While I may not be entirely of the same opinion, I am strongly in support of community/people led environmental action. I believe that all people have the inherent ability to do good for others and for themselves by default. However, while most people may want to play a part in ensuring that our planet continues to sustain life for our generation and generations to come, our biggest challenge is the lack of a clear appreciation of what needs to be done and how. Furthermore, we may not have the financial resources necessary, hence the continued involvement of the corporate world in the environmental, livelihoods and humanitarian sectors. I have nothing against companies making a profit (profit is why companies are set up anyway) while contributing to the health of the planet and the improvement of people’s lives. They simply need to find better ways of striking a balance between profit and the planet’s well being.
Despite financial challenges, I am convinced that a lack of money does not excuse us from taking action against the widespread human induced damage to our planet and threat to the lives of people especially the poor. I will demonstrate how ordinary people can take a lead in “saving our planet” despite a lack of disposable income in forthcoming posts. Currently, I would like to shed more light on where our planet’s vulnerability to our actions lie so as to improve our understanding of what threats the planet is under and what we can do to tackle the matter.
Our land on the other hand is just as important. The land is where life comes from. Plants and animals which are all necessary for our survival live and grow on the land. The majority of people in low income countries (where most of the world’s poor are found) depend almost entirely on the land to produce food. In Zimbabwe, 70% of the population is estimated to make a living directly or indirectly from the land. For those who work in the manufacturing industry, the majority of our products use plants or crops grown from the land as raw material. Entire economies are sustained by the land. Therefore, we all draw our livelihoods one way or the other from the land
Water is an indispensible component of our lives. For starters, for the normal day to day functioning of our bodies, we need water. No human being can survive for more than 12 days without water. The crops that we grow for food would also not survive without water. Our economies also depend on water. Water is life, every drop counts.
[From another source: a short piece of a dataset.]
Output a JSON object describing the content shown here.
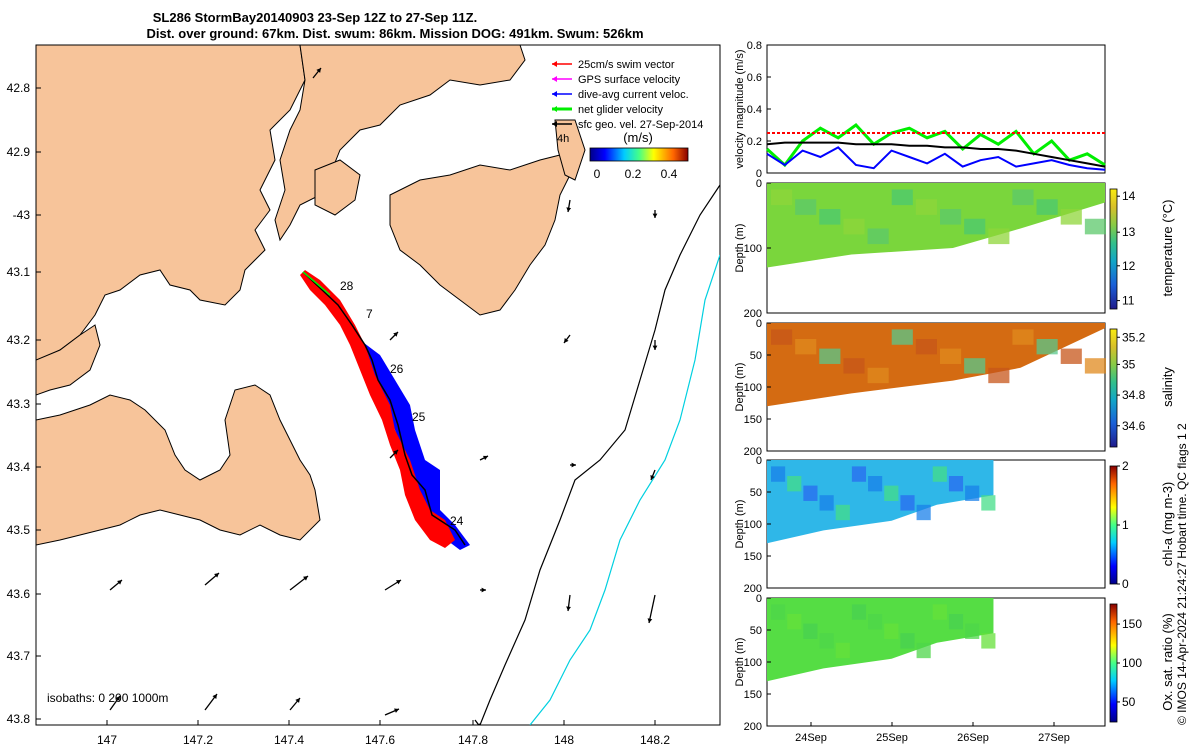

The air, land and the water form an interlocked system which works collectively to sustain all forms of life on the planet. If any significant changes or alterations are made to this system, it affects life on earth as well. For example, the release of a variety of gases into the atmosphere through burning of fossil fuels (oil, coal etc) in industries or day to day energy generation alters the composition of our air and the system. These gases stay in the atmosphere for long periods in so doing accumulating over time. This increases the atmosphere’s ability to trap warmth released by the earth thereby escalating the greenhouse effect and making our planet warmer (global warming). This increased warming has a ripple effect on the rest of the air, land and water system. Climate change is the result of this ripple effect. The climate becomes chaotic and unpredictable resulting in increased incidences of severe weather like droughts, floods and cyclones thereby threatening life on earth. Seasons begin to change. Rainfall begins to vary in terms of quantity and timing thereby making it increasingly difficult to produce enough food for everyone.
This description of where our planet’s vulnerability lies doesn’t even begin to scratch the surface of our planet’s defenselessness to our activities. These will be covered in great detail later. However, I hope this improves our appreciation of where the challenges the planet is experiencing lie and open our minds up to discussions into the kind of action we can begin to take to protect and preserve our planet and our lives.
Our indifference will reproduce poverty and underdevelopment. Let’s help improve our planet’s ability to sustain life by restoring the major components of the life supporting system; air, land and water.